Interestingly, there are some good data sources and emerging technologies out there that could be leveraged as a first step, without engaging into a massive data gathering or technology development effort:

  • Public (and/or free) sources:  Crunchbase is a great source of data.  There are many directions you could go with mining it – as an example, see what Opani (an early stage NYC big data company) came up with here.

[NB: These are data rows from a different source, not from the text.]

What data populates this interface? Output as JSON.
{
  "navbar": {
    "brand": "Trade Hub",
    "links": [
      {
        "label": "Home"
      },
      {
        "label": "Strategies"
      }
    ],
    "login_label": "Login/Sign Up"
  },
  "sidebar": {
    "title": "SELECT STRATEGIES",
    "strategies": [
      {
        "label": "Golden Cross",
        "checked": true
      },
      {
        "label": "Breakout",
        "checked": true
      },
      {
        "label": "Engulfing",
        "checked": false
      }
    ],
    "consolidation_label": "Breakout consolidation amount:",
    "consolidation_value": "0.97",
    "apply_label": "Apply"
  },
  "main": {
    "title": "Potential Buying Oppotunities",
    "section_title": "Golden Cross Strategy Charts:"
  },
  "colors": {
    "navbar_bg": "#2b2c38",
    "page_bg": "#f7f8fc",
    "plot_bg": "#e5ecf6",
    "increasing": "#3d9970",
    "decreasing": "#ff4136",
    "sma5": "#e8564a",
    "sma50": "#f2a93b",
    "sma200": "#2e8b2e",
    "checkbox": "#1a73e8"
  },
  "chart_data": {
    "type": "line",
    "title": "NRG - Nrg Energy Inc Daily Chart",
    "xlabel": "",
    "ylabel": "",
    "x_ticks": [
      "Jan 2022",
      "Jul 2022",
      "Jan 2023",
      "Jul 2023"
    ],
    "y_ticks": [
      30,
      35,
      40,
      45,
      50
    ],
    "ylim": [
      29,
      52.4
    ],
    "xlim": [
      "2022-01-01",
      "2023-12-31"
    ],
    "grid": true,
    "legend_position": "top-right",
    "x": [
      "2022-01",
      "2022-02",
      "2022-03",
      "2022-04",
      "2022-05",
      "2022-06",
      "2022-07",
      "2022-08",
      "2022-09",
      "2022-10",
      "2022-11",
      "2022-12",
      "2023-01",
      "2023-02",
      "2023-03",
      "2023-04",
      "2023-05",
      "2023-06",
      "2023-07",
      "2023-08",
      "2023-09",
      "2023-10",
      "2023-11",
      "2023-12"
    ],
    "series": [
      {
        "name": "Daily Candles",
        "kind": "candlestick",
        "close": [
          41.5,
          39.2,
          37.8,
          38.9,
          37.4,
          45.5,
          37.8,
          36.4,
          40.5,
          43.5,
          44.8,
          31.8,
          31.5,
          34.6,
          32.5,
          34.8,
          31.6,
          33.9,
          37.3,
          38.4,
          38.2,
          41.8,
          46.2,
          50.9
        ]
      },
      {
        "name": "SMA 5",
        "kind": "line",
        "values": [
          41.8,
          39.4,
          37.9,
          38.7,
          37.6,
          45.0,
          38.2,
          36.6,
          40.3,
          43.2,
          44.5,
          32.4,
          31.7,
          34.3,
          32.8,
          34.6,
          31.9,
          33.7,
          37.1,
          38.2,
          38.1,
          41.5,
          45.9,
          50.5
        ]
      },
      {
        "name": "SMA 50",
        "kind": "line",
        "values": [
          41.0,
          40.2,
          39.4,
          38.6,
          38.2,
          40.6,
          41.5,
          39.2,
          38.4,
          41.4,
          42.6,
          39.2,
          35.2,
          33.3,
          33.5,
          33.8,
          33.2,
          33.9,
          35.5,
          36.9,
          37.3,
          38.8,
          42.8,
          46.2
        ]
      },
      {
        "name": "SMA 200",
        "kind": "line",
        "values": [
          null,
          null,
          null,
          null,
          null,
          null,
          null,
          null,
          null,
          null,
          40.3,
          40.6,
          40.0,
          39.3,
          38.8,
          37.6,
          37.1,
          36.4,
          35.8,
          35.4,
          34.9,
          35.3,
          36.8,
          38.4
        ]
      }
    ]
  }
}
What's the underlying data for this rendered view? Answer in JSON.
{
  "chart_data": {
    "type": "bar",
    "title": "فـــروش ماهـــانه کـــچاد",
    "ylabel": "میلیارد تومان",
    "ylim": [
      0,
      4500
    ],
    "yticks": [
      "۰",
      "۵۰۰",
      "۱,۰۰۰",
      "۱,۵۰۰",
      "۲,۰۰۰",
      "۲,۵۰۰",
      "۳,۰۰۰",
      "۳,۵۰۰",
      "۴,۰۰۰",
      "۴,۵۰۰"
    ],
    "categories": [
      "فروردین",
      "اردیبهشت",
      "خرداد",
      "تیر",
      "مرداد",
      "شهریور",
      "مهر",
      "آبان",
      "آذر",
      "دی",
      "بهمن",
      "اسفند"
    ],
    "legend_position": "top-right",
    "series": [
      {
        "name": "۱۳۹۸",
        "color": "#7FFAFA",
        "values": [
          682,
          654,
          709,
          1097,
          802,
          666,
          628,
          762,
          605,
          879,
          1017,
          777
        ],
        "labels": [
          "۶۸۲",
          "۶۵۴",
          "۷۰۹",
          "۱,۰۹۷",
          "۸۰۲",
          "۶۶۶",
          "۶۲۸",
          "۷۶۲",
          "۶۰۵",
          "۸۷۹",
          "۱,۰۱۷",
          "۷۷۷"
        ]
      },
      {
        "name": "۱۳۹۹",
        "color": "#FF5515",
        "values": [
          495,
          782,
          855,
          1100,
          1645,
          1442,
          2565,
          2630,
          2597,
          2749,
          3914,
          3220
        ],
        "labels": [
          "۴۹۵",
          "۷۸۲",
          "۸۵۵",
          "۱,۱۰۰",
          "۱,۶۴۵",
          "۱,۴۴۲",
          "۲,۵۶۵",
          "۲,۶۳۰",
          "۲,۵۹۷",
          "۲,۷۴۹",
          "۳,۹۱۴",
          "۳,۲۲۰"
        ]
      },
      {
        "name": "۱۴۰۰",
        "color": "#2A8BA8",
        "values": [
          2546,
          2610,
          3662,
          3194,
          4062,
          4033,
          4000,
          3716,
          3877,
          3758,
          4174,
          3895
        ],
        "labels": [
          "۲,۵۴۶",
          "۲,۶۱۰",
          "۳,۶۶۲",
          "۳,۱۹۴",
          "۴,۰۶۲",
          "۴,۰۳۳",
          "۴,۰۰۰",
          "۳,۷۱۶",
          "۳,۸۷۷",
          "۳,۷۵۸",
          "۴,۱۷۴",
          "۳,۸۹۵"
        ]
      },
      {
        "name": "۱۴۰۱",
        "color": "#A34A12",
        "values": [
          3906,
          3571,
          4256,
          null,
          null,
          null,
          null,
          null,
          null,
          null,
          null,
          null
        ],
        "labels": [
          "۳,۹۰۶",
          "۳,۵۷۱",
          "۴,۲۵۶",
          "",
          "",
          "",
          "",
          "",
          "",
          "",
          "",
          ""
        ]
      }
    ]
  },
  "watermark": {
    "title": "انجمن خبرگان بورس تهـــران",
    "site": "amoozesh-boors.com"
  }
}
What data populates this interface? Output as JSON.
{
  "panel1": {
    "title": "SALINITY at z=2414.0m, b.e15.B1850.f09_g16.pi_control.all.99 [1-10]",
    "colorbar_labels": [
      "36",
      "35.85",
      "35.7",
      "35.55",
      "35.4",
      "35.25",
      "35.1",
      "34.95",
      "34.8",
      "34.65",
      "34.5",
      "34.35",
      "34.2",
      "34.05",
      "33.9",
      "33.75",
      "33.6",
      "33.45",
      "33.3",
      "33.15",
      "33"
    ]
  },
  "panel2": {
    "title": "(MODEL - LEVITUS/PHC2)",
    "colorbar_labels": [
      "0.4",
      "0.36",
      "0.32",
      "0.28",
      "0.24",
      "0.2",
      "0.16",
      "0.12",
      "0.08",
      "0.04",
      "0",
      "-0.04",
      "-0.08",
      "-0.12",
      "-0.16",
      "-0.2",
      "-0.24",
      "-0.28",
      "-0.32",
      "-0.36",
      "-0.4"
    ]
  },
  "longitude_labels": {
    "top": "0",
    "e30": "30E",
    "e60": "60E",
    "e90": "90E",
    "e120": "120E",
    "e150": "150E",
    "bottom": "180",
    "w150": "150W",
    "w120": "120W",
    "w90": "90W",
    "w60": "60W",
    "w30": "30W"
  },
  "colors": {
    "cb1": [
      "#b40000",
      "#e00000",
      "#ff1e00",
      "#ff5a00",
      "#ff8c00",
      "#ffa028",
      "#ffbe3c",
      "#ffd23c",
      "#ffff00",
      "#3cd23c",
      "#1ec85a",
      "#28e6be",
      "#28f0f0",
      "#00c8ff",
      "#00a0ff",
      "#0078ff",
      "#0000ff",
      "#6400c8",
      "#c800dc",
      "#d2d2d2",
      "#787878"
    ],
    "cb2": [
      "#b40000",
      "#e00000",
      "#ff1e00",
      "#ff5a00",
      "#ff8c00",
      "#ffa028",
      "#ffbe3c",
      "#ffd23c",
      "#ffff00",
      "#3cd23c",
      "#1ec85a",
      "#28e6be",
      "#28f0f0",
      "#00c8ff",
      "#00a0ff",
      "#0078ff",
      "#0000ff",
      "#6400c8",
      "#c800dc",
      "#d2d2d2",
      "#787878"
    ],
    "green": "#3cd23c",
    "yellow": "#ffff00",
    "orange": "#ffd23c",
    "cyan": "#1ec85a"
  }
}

I bumped into Semgel, a web app that has taken a stab at instantly gathering and analyzing Crunchbase data.  The Crunchbase data could be augmented with data from marketplaces such as Factual.  See also this intriguing article about pre-money valuations of startups (typically not information that’s disclosed) could possibly be mined from publicly available Delaware certificates of incorporation and similar documents in other states.
  • Private Databases: There a few interesting databases that collect and organize more complex information flows around private companies such as CB Insights (which also offers a data-driven tracking tool called Mosaic)
  • Technologies: In addition to the various open-source big data tools, there are some technologies/companies that could be leveraged to mine VC industry data, including for example Quid, co-founded by the talented Sean Gourley – “understanding co-investment relationships and deriving investment strategies” is one the challenges they address.

If anyone is aware of other efforts around crunching data relevant to VCs, or other ways VCs have been used a heavily data-driven approach, I’d love to hear about it in the comments.